Vocera brings a highly complementary and innovative portfolio to Stryker’s Medical division that will address the increasing need for hospitals to connect caregivers and disparate data-generating medical devices, which will help drive efficiencies and improve safety and outcomes. Vocera’s highly developed software competency, unique and innovative hardware solutions, and the ability to securely enable remote communication between patients and their families, complements Stryker’s Advanced Digital Healthcare offerings. The combined business will further advance Stryker’s focus on preventing adverse events throughout the continuum of care.
“This acquisition underscores our commitment and focus on our customer,” stated Kevin Lobo, Chair and Chief Executive Officer, Stryker. “Vocera will help Stryker significantly accelerate our digital aspirations to improve the lives of caregivers and patients.”
“Today’s milestone represents an exciting opportunity for Vocera given the clear alignment of mission, goals and culture between our two organizations and our ability to drive even greater economic and clinical value for our customers,” said Brent Lang, Chairman and Chief Executive Officer, Vocera.
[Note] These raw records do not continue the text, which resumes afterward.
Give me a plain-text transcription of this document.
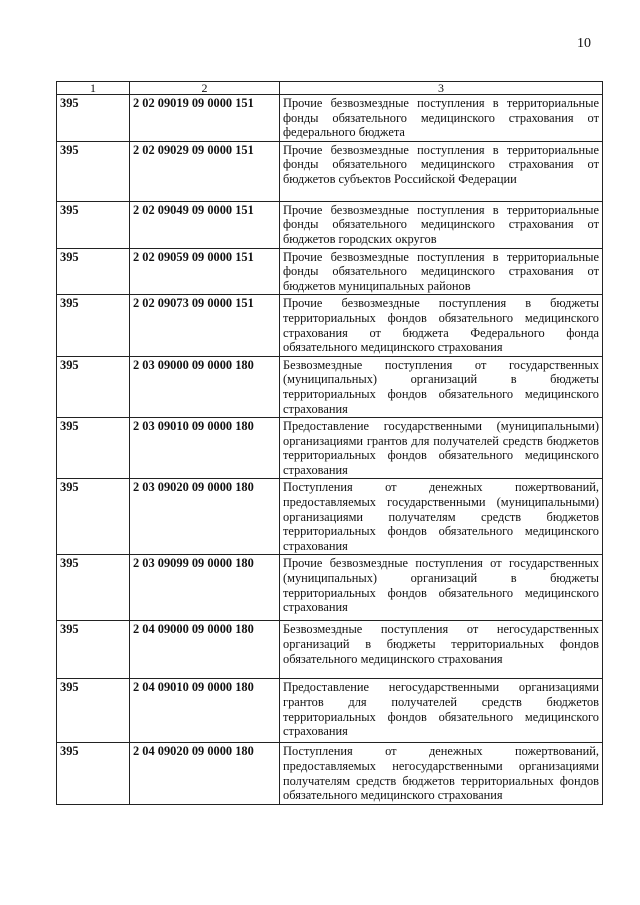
10
1	2	3
395	2 02 09019 09 0000 151	Прочие безвозмездные поступления в территориальные фонды обязательного медицинского страхования от федерального бюджета
395	2 02 09029 09 0000 151	Прочие безвозмездные поступления в территориальные фонды обязательного медицинского страхования от бюджетов субъектов Российской Федерации
395	2 02 09049 09 0000 151	Прочие безвозмездные поступления в территориальные фонды обязательного медицинского страхования от бюджетов городских округов
395	2 02 09059 09 0000 151	Прочие безвозмездные поступления в территориальные фонды обязательного медицинского страхования от бюджетов муниципальных районов
395	2 02 09073 09 0000 151	Прочие безвозмездные поступления в бюджеты территориальных фондов обязательного медицинского страхования от бюджета Федерального фонда обязательного медицинского страхования
395	2 03 09000 09 0000 180	Безвозмездные поступления от государственных (муниципальных) организаций в бюджеты территориальных фондов обязательного медицинского страхования
395	2 03 09010 09 0000 180	Предоставление государственными (муниципальными) организациями грантов для получателей средств бюджетов территориальных фондов обязательного медицинского страхования
395	2 03 09020 09 0000 180	Поступления от денежных пожертвований, предоставляемых государственными (муниципальными) организациями получателям средств бюджетов территориальных фондов обязательного медицинского страхования
395	2 03 09099 09 0000 180	Прочие безвозмездные поступления от государственных (муниципальных) организаций в бюджеты территориальных фондов обязательного медицинского страхования
395	2 04 09000 09 0000 180	Безвозмездные поступления от негосударственных организаций в бюджеты территориальных фондов обязательного медицинского страхования
395	2 04 09010 09 0000 180	Предоставление негосударственными организациями грантов для получателей средств бюджетов территориальных фондов обязательного медицинского страхования
395	2 04 09020 09 0000 180	Поступления от денежных пожертвований, предоставляемых негосударственными организациями получателям средств бюджетов территориальных фондов обязательного медицинского страхования
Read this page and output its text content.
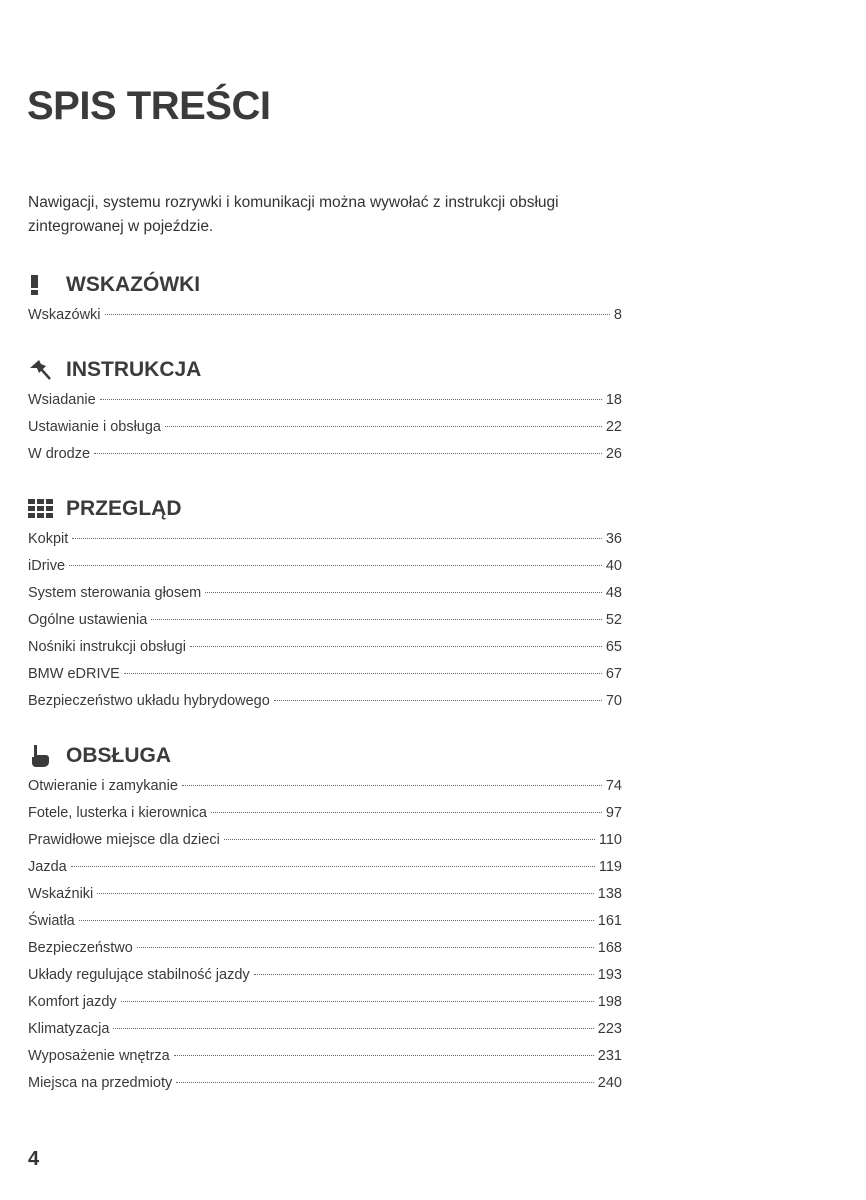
SPIS TREŚCI

Nawigacji, systemu rozrywki i komunikacji można wywołać z instrukcji obsługi zintegrowanej w pojeździe.

WSKAZÓWKI
Wskazówki	8
INSTRUKCJA
Wsiadanie	18
Ustawianie i obsługa	22
W drodze	26
PRZEGLĄD
Kokpit	36
iDrive	40
System sterowania głosem	48
Ogólne ustawienia	52
Nośniki instrukcji obsługi	65
BMW eDRIVE	67
Bezpieczeństwo układu hybrydowego	70
OBSŁUGA
Otwieranie i zamykanie	74
Fotele, lusterka i kierownica	97
Prawidłowe miejsce dla dzieci	110
Jazda	119
Wskaźniki	138
Światła	161
Bezpieczeństwo	168
Układy regulujące stabilność jazdy	193
Komfort jazdy	198
Klimatyzacja	223
Wyposażenie wnętrza	231
Miejsca na przedmioty	240
4
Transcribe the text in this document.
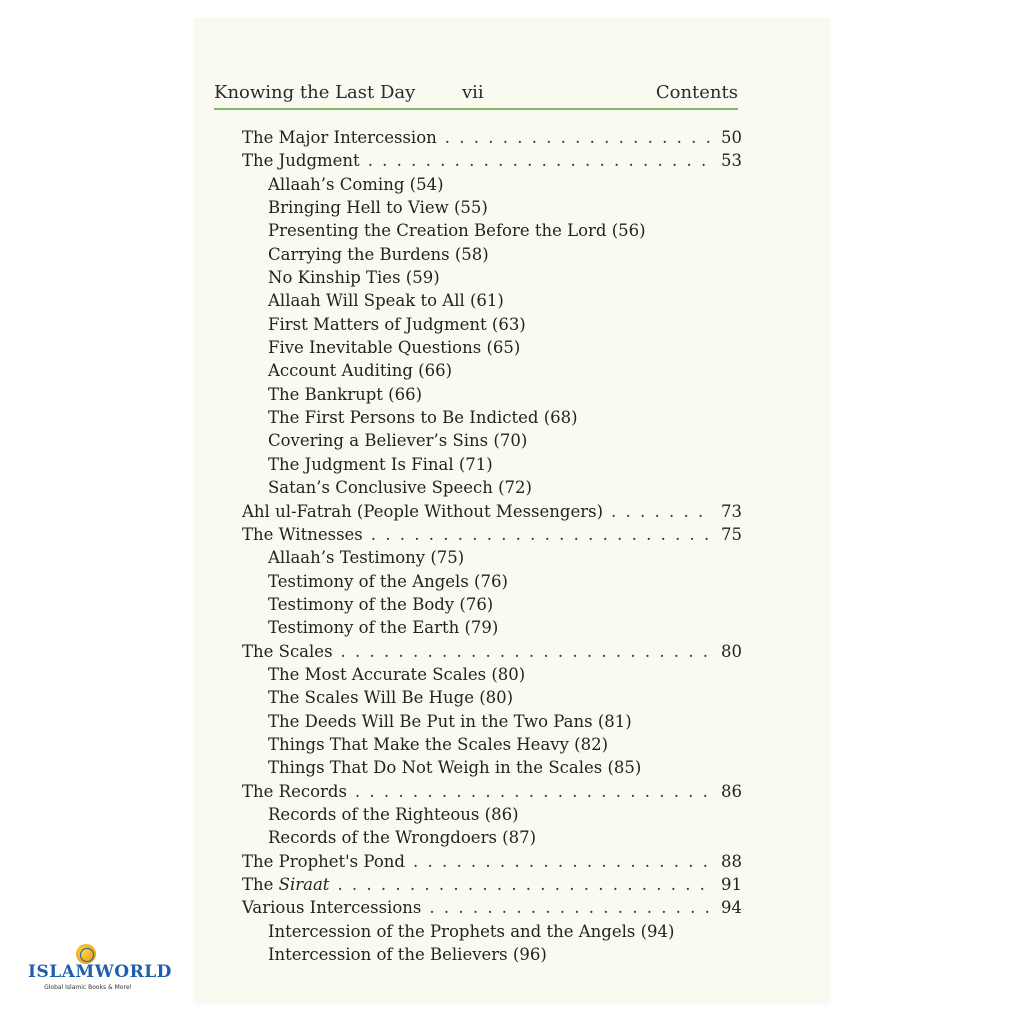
Knowing the Last Day	vii	Contents
The Major Intercession . . .	50
The Judgment . . .	53
Allaah’s Coming (54)
Bringing Hell to View (55)
Presenting the Creation Before the Lord (56)
Carrying the Burdens (58)
No Kinship Ties (59)
Allaah Will Speak to All (61)
First Matters of Judgment (63)
Five Inevitable Questions (65)
Account Auditing (66)
The Bankrupt (66)
The First Persons to Be Indicted (68)
Covering a Believer’s Sins (70)
The Judgment Is Final (71)
Satan’s Conclusive Speech (72)
Ahl ul-Fatrah (People Without Messengers) . . .	73
The Witnesses . . .	75
Allaah’s Testimony (75)
Testimony of the Angels (76)
Testimony of the Body (76)
Testimony of the Earth (79)
The Scales . . .	80
The Most Accurate Scales (80)
The Scales Will Be Huge (80)
The Deeds Will Be Put in the Two Pans (81)
Things That Make the Scales Heavy (82)
Things That Do Not Weigh in the Scales (85)
The Records . . .	86
Records of the Righteous (86)
Records of the Wrongdoers (87)
The Prophet's Pond . . .	88
The Siraat . . .	91
Various Intercessions . . .	94
Intercession of the Prophets and the Angels (94)
Intercession of the Believers (96)
ISLAMWORLD
Global Islamic Books & More!
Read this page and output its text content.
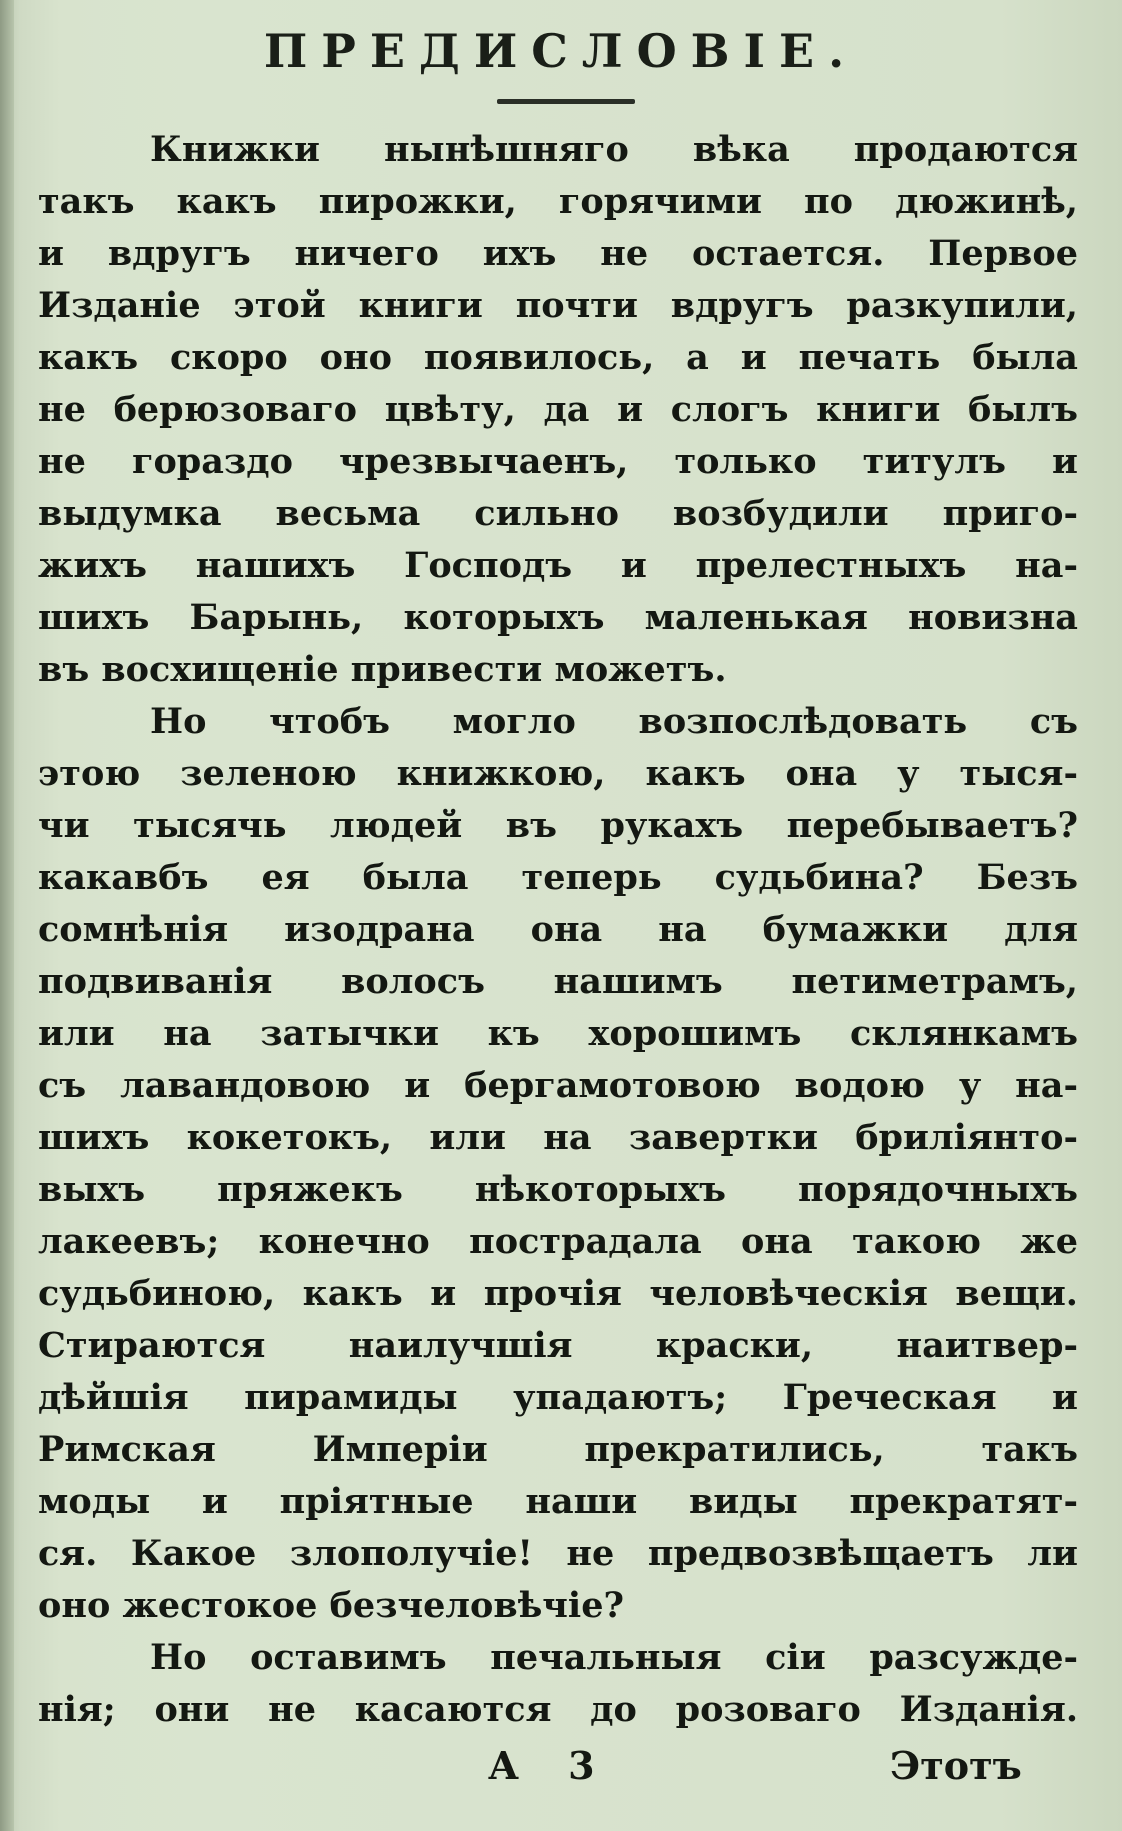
ПРЕДИСЛОВІЕ.
Книжки нынѣшняго вѣка продаются
такъ какъ пирожки, горячими по дюжинѣ,
и вдругъ ничего ихъ не остается. Первое
Изданіе этой книги почти вдругъ разкупили,
какъ скоро оно появилось, а и печать была
не берюзоваго цвѣту, да и слогъ книги былъ
не гораздо чрезвычаенъ, только титулъ и
выдумка весьма сильно возбудили приго-
жихъ нашихъ Господъ и прелестныхъ на-
шихъ Барынь, которыхъ маленькая новизна
въ восхищеніе привести можетъ.
Но чтобъ могло возпослѣдовать съ
этою зеленою книжкою, какъ она у тыся-
чи тысячь людей въ рукахъ перебываетъ?
какавбъ ея была теперь судьбина? Безъ
сомнѣнія изодрана она на бумажки для
подвиванія волосъ нашимъ петиметрамъ,
или на затычки къ хорошимъ склянкамъ
съ лавандовою и бергамотовою водою у на-
шихъ кокетокъ, или на завертки бриліянто-
выхъ пряжекъ нѣкоторыхъ порядочныхъ
лакеевъ; конечно пострадала она такою же
судьбиною, какъ и прочія человѣческія вещи.
Стираются наилучшія краски, наитвер-
дѣйшія пирамиды упадаютъ; Греческая и
Римская Имперіи прекратились, такъ
моды и пріятные наши виды прекратят-
ся. Какое злополучіе! не предвозвѣщаетъ ли
оно жестокое безчеловѣчіе?
Но оставимъ печальныя сіи разсужде-
нія; они не касаются до розоваго Изданія.
А 3	Этотъ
Under the terms of the merger agreement, Stryker will commence a tender offer for all outstanding shares of common stock of Vocera for $79.25 per share in cash. The boards of directors of both Stryker and Vocera have unanimously approved the transaction. The closing of the transaction is subject to expiration or termination of the applicable waiting period under the Hart-Scott-Rodino Antitrust Improvements Act, completion of the tender offer and other customary closing conditions.
The acquisition is expected to close in the first quarter of 2022 and is expected to have a neutral impact to net earnings per diluted share in 2022.